Memoria democrática

El PP dice que la Ley de memoria democrática sólo representa a la izquierda y no a todos los fallecidos


  • Lafuente acusa al Gobierno Lambán de buscar rédito político y de construir un ‘puente ideológico’ para saltarse los acuerdos de la Transición
  • Denuncia el bloqueo de los socialistas, Podemos, CHA e IU a incluir los asesinatos políticos cometidos durante la Segunda República española como parte del texto legal

08/11/2018 - Cortes de Aragón

El PP dice que la Ley de memoria democrática sólo representa a la izquierda y no a todos los fallecidos

Zaragoza, 8 de noviembre de 2018-. “El Partido Popular ha votado que sí a la dignificación de las fosas comunes, a la tramitación y la gestión de la memoria democrática, al apoyo a las exhumaciones, a las mujeres dentro de la memoria democrática, a la reparación por trabajos forzados, a investigar la desaparición de niños, al homenaje a las víctimas que murieron en campos de concentración”, afirmó esta mañana el diputado Miguel Ángel Lafuente, que contrapuso la actitud  dialogante de los populares en el debate parlamentario de la Ley de Memoria Democrática, frente al discurso exclusivista de los partidos de izquierda que no han querido aceptar el grueso de las propuestas presentadas por los populares.

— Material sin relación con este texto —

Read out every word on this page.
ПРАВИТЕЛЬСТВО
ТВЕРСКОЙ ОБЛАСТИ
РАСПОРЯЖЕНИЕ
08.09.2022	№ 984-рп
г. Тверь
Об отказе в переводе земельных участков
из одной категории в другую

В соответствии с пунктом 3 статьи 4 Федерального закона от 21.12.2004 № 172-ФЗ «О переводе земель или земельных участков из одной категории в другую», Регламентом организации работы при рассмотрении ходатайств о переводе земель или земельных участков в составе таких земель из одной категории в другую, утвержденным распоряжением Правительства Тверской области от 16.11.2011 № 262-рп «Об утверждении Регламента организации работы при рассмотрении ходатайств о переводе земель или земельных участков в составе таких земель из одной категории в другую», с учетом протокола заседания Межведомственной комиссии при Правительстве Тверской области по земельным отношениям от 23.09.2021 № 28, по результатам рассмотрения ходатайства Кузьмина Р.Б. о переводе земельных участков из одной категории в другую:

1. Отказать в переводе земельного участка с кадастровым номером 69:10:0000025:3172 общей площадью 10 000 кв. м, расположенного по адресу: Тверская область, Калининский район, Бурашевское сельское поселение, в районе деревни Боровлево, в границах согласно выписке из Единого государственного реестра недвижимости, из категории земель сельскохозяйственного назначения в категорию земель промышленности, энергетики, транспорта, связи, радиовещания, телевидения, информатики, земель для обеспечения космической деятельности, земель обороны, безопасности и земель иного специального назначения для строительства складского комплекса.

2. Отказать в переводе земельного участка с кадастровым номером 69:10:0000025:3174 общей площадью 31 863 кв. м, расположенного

“Con esta ley se equipara a la izquierda con la democracia. Esa es la gran trampa. Cualquiera que no murió del bando de izquierdas es un antidemócrata y un fascista. Esa es la trampa de esta ley”, denunció Lafuente, “y yo no me opongo, ni mi partido jamás se opondrá a que todos los que murieron en semejante dictadura y en una guerra civil tengan el reconocimiento de todos los que incluye esta ley”, en clara referencia a la discriminación que el Gobierno Lambán consagra a favor de unos fallecidos frente a otros.

Para los populares la propuesta legislativa del Ejecutivo es excluyente y extremista, de las más radicales aprobadas por las Comunidades Autónomas, donde “alguien ha entendido que había algo que ganar, no de reparar, que en lo de reparar estamos todos de acuerdo”, puntualizó Lafuente en su intervención, y lamentó que el proyecto de ley debatido no pretenda la reconciliación sino “crear un puente ideológico que pase por encima de los acuerdos a los que llegaron nuestros padres en los años 70. Esta ley pretende la revisión de los acuerdos históricos que se tomaron después de la Constitución.”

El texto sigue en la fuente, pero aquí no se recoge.